To date, there are no reports of microbial resistance to honey. That suggests that it might be successful in treating resistant organisms and long lasting wound infections that do not heal with regular antibiotic therapy.

For this reason, honey is considered a last-resort option against infection.

Manuka honey manufacturers label their products with a Unique Manuka factor (UMF) rating. This number describes the levels of MGO, a precursor, dihydroxyacetone (DHA), and a plant compound to identify Manuka, leptosperin.

The range for UMF scoring is as follows:

  • 0 to 4: an undetectable amount is present
  • 5 to 9: low levels are present
  • 10 to 15: useful levels are present
  • 16: superior, high grade levels are present

The higher the UMF number, the higher the level of these compounds. To get the most benefit, use a Manuka honey with a high UMF.

Comvita’s premium Manuka Honey is UMF™ certified and independently tested. You can use the medical-grade product on your skin or add it to foods.

Skin care

Manuka honey may be able to reduce inflammation and irritation associated with acne. To do this, apply Manuka honey directly to the skin. Be sure to cover the affected area with a thin layer of honey.

You should leave this mask on for at least 15 minutes. You may have better results if you leave the mask on for one hour or more.

You may also be able to use Manuka honey to soothe eczema. According to research presented on HealWithFood.org, you may find success using a mixture of equal parts honey, olive oil, and beeswax. It’s recommended that you apply the mixture three times per day.

Digestion and immunology

To reap the digestive benefits of Manuka honey, you should eat 1 to 2 tablespoons of it each day. You can eat it straight or add it to your food.

If you’d like to work Manuka honey into your meal plan, consider spreading it onto a slice of whole grain toast or adding it to yogurt. Tea drinkers can also add a spoonful to their morning cup.

If you have a sore throat or if you just want to be proactive, try taking 1/2 to 1 tablespoon of Manuka honey each day. If you aren’t sick, this may help boost your immune system and prevent you from getting sick. If you already have a sore throat, it can help ease your symptoms.

Wound care

You may be able to treat minor scrapes and cuts with Manuka honey. Severe or deep cuts should be assessed by your doctor, as stitches or other antibiotic care may be necessary.

You should be able to determine the amount of honey necessary by assessing the amount of fluid leaking from the wound. The more leakage, the more honey you should use to dress the area.

To do this, apply the honey to a bandage. Then apply the bandage to the wound. You shouldn’t apply the honey directly to the wound.

Also, you may need to change the bandage and apply honey more frequently. This is because excessive leakage can dilute the honey and reduce its effects.
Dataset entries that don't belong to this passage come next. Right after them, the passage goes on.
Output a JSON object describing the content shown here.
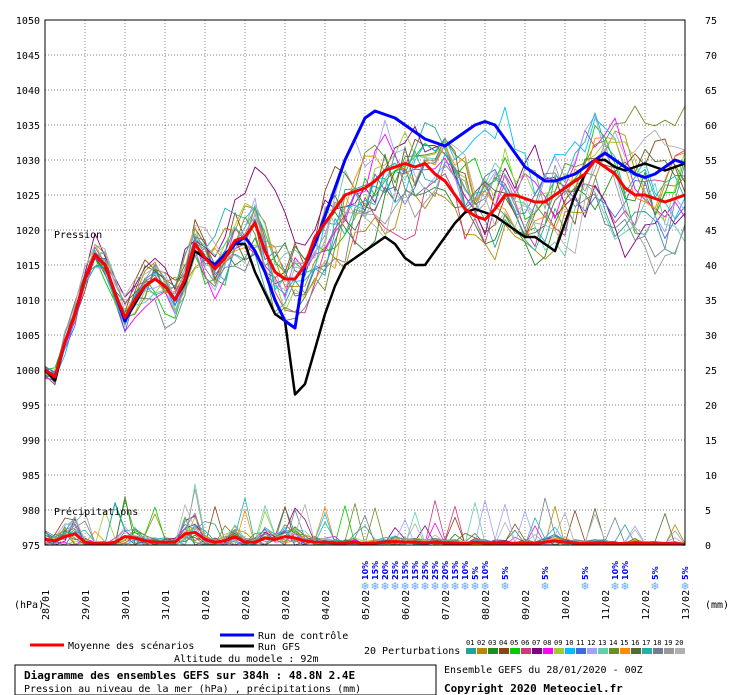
{
  "chart_data": {
    "type": "line",
    "section_labels": {
      "pressure": "Pression",
      "precip": "Précipitations"
    },
    "left_axis": {
      "label": "(hPa)",
      "ticks": [
        975,
        980,
        985,
        990,
        995,
        1000,
        1005,
        1010,
        1015,
        1020,
        1025,
        1030,
        1035,
        1040,
        1045,
        1050
      ],
      "ylim": [
        975,
        1050
      ]
    },
    "right_axis": {
      "label": "(mm)",
      "ticks": [
        0,
        5,
        10,
        15,
        20,
        25,
        30,
        35,
        40,
        45,
        50,
        55,
        60,
        65,
        70,
        75
      ],
      "ylim": [
        0,
        75
      ]
    },
    "x_dates": [
      "28/01",
      "29/01",
      "30/01",
      "31/01",
      "01/02",
      "02/02",
      "03/02",
      "04/02",
      "05/02",
      "06/02",
      "07/02",
      "08/02",
      "09/02",
      "10/02",
      "11/02",
      "12/02",
      "13/02"
    ],
    "x_range_days": [
      0,
      16
    ],
    "series": [
      {
        "name": "Moyenne des scénarios",
        "color": "#ff0000",
        "x": [
          0,
          0.25,
          0.5,
          0.75,
          1,
          1.25,
          1.5,
          1.75,
          2,
          2.25,
          2.5,
          2.75,
          3,
          3.25,
          3.5,
          3.75,
          4,
          4.25,
          4.5,
          4.75,
          5,
          5.25,
          5.5,
          5.75,
          6,
          6.25,
          6.5,
          6.75,
          7,
          7.25,
          7.5,
          7.75,
          8,
          8.25,
          8.5,
          8.75,
          9,
          9.25,
          9.5,
          9.75,
          10,
          10.25,
          10.5,
          10.75,
          11,
          11.25,
          11.5,
          11.75,
          12,
          12.25,
          12.5,
          12.75,
          13,
          13.25,
          13.5,
          13.75,
          14,
          14.25,
          14.5,
          14.75,
          15,
          15.25,
          15.5,
          15.75,
          16
        ],
        "y": [
          1000,
          999,
          1004,
          1008,
          1013,
          1016.5,
          1015,
          1011,
          1007.5,
          1010,
          1012,
          1013,
          1012,
          1010,
          1013,
          1018,
          1016,
          1014.5,
          1016,
          1018.5,
          1019,
          1021,
          1017,
          1014,
          1013,
          1013,
          1015,
          1019,
          1021,
          1023,
          1025,
          1025.5,
          1026,
          1027,
          1028.5,
          1029,
          1029.5,
          1029,
          1029.5,
          1028,
          1027,
          1025,
          1023,
          1022,
          1021.5,
          1023,
          1025,
          1025,
          1024.5,
          1024,
          1024,
          1025,
          1026,
          1027,
          1028,
          1030,
          1029,
          1028,
          1026,
          1025,
          1025,
          1024.5,
          1024,
          1024.5,
          1025
        ]
      },
      {
        "name": "Run de contrôle",
        "color": "#0000ff",
        "x": [
          0,
          0.25,
          0.5,
          0.75,
          1,
          1.25,
          1.5,
          1.75,
          2,
          2.25,
          2.5,
          2.75,
          3,
          3.25,
          3.5,
          3.75,
          4,
          4.25,
          4.5,
          4.75,
          5,
          5.25,
          5.5,
          5.75,
          6,
          6.25,
          6.5,
          6.75,
          7,
          7.25,
          7.5,
          7.75,
          8,
          8.25,
          8.5,
          8.75,
          9,
          9.25,
          9.5,
          9.75,
          10,
          10.25,
          10.5,
          10.75,
          11,
          11.25,
          11.5,
          11.75,
          12,
          12.25,
          12.5,
          12.75,
          13,
          13.25,
          13.5,
          13.75,
          14,
          14.25,
          14.5,
          14.75,
          15,
          15.25,
          15.5,
          15.75,
          16
        ],
        "y": [
          1000,
          999,
          1004,
          1008,
          1013,
          1016.5,
          1015,
          1011,
          1007,
          1010,
          1012,
          1013,
          1012,
          1010,
          1013,
          1018,
          1016,
          1015,
          1016.5,
          1018,
          1019,
          1017,
          1014,
          1010,
          1007,
          1006,
          1015,
          1018,
          1022,
          1026,
          1030,
          1033,
          1036,
          1037,
          1036.5,
          1036,
          1035,
          1034,
          1033,
          1032.5,
          1032,
          1033,
          1034,
          1035,
          1035.5,
          1035,
          1033,
          1031,
          1029,
          1028,
          1027,
          1027,
          1027.5,
          1028,
          1029,
          1030,
          1031,
          1030,
          1029,
          1028,
          1027.5,
          1028,
          1029,
          1030,
          1029.5
        ]
      },
      {
        "name": "Run GFS",
        "color": "#000000",
        "x": [
          0,
          0.25,
          0.5,
          0.75,
          1,
          1.25,
          1.5,
          1.75,
          2,
          2.25,
          2.5,
          2.75,
          3,
          3.25,
          3.5,
          3.75,
          4,
          4.25,
          4.5,
          4.75,
          5,
          5.25,
          5.5,
          5.75,
          6,
          6.25,
          6.5,
          6.75,
          7,
          7.25,
          7.5,
          7.75,
          8,
          8.25,
          8.5,
          8.75,
          9,
          9.25,
          9.5,
          9.75,
          10,
          10.25,
          10.5,
          10.75,
          11,
          11.25,
          11.5,
          11.75,
          12,
          12.25,
          12.5,
          12.75,
          13,
          13.25,
          13.5,
          13.75,
          14,
          14.25,
          14.5,
          14.75,
          15,
          15.25,
          15.5,
          15.75,
          16
        ],
        "y": [
          1000,
          998.5,
          1004,
          1008,
          1013,
          1016.5,
          1015,
          1011,
          1007,
          1009.5,
          1012,
          1013,
          1012,
          1010,
          1012.5,
          1017,
          1016,
          1014.5,
          1016,
          1018,
          1018,
          1014,
          1011,
          1008,
          1007,
          996.5,
          998,
          1003,
          1008,
          1012,
          1015,
          1016,
          1017,
          1018,
          1019,
          1018,
          1016,
          1015,
          1015,
          1017,
          1019,
          1021,
          1022.5,
          1023,
          1022.5,
          1022,
          1021,
          1020,
          1019,
          1019,
          1018,
          1017,
          1021,
          1025,
          1028,
          1030,
          1030,
          1029,
          1028.5,
          1029,
          1029.5,
          1029,
          1028.5,
          1029,
          1029.5
        ]
      }
    ],
    "precip_mean_mm": [
      0.8,
      0.6,
      1.2,
      1.6,
      0.4,
      0.2,
      0.2,
      0.4,
      1.2,
      1.0,
      0.6,
      0.4,
      0.4,
      0.4,
      1.6,
      1.8,
      0.8,
      0.4,
      0.6,
      1.2,
      0.4,
      0.4,
      1.0,
      0.8,
      1.2,
      1.0,
      0.6,
      0.4,
      0.4,
      0.3,
      0.3,
      0.4,
      0.2,
      0.3,
      0.4,
      0.5,
      0.4,
      0.4,
      0.3,
      0.4,
      0.3,
      0.3,
      0.2,
      0.4,
      0.3,
      0.3,
      0.3,
      0.2,
      0.3,
      0.2,
      0.4,
      0.6,
      0.4,
      0.3,
      0.2,
      0.3,
      0.3,
      0.2,
      0.2,
      0.3,
      0.2,
      0.2,
      0.2,
      0.2,
      0.1
    ],
    "snow_markers": [
      {
        "x": 8.0,
        "pct": "10%"
      },
      {
        "x": 8.25,
        "pct": "15%"
      },
      {
        "x": 8.5,
        "pct": "20%"
      },
      {
        "x": 8.75,
        "pct": "25%"
      },
      {
        "x": 9.0,
        "pct": "15%"
      },
      {
        "x": 9.25,
        "pct": "15%"
      },
      {
        "x": 9.5,
        "pct": "25%"
      },
      {
        "x": 9.75,
        "pct": "25%"
      },
      {
        "x": 10.0,
        "pct": "20%"
      },
      {
        "x": 10.25,
        "pct": "15%"
      },
      {
        "x": 10.5,
        "pct": "10%"
      },
      {
        "x": 10.75,
        "pct": "5%"
      },
      {
        "x": 11.0,
        "pct": "10%"
      },
      {
        "x": 11.5,
        "pct": "5%"
      },
      {
        "x": 12.5,
        "pct": "5%"
      },
      {
        "x": 13.5,
        "pct": "5%"
      },
      {
        "x": 14.25,
        "pct": "10%"
      },
      {
        "x": 14.5,
        "pct": "10%"
      },
      {
        "x": 15.25,
        "pct": "5%"
      },
      {
        "x": 16.0,
        "pct": "5%"
      }
    ]
  },
  "legend": {
    "mean": "Moyenne des scénarios",
    "control": "Run de contrôle",
    "gfs": "Run GFS",
    "perturbations": "20 Perturbations",
    "altitude": "Altitude du modele : 92m",
    "pert_numbers": [
      "01",
      "02",
      "03",
      "04",
      "05",
      "06",
      "07",
      "08",
      "09",
      "10",
      "11",
      "12",
      "13",
      "14",
      "15",
      "16",
      "17",
      "18",
      "19",
      "20"
    ],
    "pert_colors": [
      "#2aa198",
      "#b58900",
      "#228b22",
      "#8b4513",
      "#00cc00",
      "#d33682",
      "#800080",
      "#ff00ff",
      "#9acd32",
      "#00bfff",
      "#4169e1",
      "#a0a0ff",
      "#66cdaa",
      "#6b8e23",
      "#ff8c00",
      "#556b2f",
      "#20b2aa",
      "#708090",
      "#999999",
      "#b0b0b0"
    ]
  },
  "footer": {
    "title": "Diagramme des ensembles GEFS sur 384h : 48.8N 2.4E",
    "subtitle": "Pression au niveau de la mer (hPa) , précipitations (mm)",
    "run": "Ensemble GEFS du 28/01/2020 - 00Z",
    "copyright": "Copyright 2020 Meteociel.fr"
  }
}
Using sealed or waterproof dressing may help keep the honey from spreading outside of the bandaged area.

For most people, Manuka honey is safe to consume. There’s usually no limit on how much Manuka honey you can ingest.

But if you have diabetes, talk with your doctor before adding Manuka honey to your regimen. Manuka honey, as with other honeys, has a high sugar content. This may cause a spike in your blood sugar levels.
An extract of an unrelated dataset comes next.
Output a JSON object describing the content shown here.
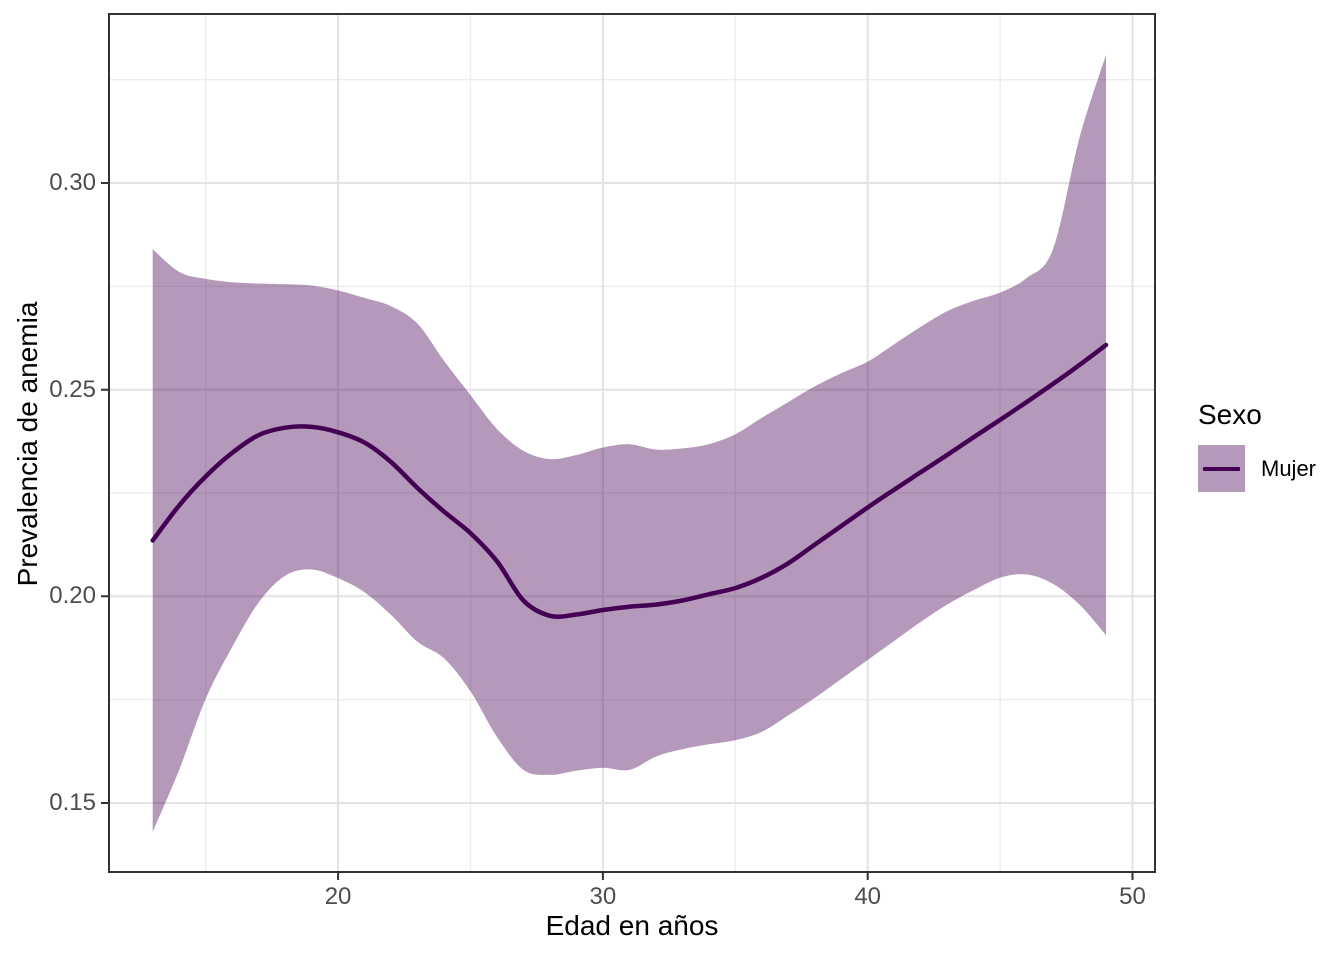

Some researchers are also questioning whether Manuka honey slows the healing of chronic wounds in people with diabetes. This is because when used alone, MGO is toxic to living cells. There are numerous reports of successful chronic wound treatment with Manuka honey, but more research is needed.
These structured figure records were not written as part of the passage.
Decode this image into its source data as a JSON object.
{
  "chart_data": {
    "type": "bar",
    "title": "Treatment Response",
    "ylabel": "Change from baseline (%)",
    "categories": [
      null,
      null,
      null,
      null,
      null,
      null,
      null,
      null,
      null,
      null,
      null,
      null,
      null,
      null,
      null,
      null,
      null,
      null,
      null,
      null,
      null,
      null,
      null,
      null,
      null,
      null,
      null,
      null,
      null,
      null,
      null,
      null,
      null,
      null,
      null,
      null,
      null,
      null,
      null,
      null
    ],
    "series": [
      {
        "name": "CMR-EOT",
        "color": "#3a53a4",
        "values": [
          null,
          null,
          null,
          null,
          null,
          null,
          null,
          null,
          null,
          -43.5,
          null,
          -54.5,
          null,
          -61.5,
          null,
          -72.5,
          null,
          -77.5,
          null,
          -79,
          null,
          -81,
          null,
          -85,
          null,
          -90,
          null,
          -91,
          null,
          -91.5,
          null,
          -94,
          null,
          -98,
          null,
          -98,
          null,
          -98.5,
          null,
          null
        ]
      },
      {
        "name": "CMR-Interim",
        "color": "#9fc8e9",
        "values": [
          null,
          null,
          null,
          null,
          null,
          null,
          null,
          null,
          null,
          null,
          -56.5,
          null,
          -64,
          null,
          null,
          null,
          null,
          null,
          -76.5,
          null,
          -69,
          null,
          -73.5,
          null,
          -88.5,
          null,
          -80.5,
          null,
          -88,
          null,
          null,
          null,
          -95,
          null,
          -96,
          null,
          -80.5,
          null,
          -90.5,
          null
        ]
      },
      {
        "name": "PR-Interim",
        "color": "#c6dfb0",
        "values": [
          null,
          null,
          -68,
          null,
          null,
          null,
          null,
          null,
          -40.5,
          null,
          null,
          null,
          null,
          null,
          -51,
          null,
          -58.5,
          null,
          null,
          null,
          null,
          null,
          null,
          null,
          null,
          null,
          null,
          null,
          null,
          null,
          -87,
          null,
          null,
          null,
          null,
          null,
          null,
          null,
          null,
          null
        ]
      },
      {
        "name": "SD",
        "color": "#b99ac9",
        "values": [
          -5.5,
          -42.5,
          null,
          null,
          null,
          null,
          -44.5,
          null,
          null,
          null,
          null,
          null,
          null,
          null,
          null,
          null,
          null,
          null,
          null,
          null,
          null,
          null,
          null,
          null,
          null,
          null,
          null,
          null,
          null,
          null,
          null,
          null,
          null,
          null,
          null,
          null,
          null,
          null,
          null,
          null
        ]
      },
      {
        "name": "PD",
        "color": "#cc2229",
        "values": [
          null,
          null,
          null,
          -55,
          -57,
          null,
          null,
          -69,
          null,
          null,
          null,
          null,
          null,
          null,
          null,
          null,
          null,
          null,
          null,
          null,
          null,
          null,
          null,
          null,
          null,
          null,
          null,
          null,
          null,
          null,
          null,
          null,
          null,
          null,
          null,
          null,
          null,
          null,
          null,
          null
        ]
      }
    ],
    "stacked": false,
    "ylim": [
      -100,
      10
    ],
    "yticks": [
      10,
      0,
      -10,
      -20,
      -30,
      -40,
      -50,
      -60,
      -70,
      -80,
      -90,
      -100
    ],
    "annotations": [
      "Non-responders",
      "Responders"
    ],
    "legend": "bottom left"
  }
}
If you’re allergic to other types of honey, consult your doctor. It’s likely that you’ll also be allergic to Manuka honey.

Manuka honey is widely available online and in some health food stores. When making your purchase, it’s important to understand exactly what you’re getting — not all Manuka honey is the same.

To guarantee the unique healing properties of Manuka honey, look for a UMF rating. The UMF rating identifies the amount of MGO present in the honey.

Additionally, UMF authenticates the Manuka Honey is monofloral (not a blend) and is from New Zealand. It also independently tests for and guarantees the MGO content. The higher the UMF, the more MGO it contains.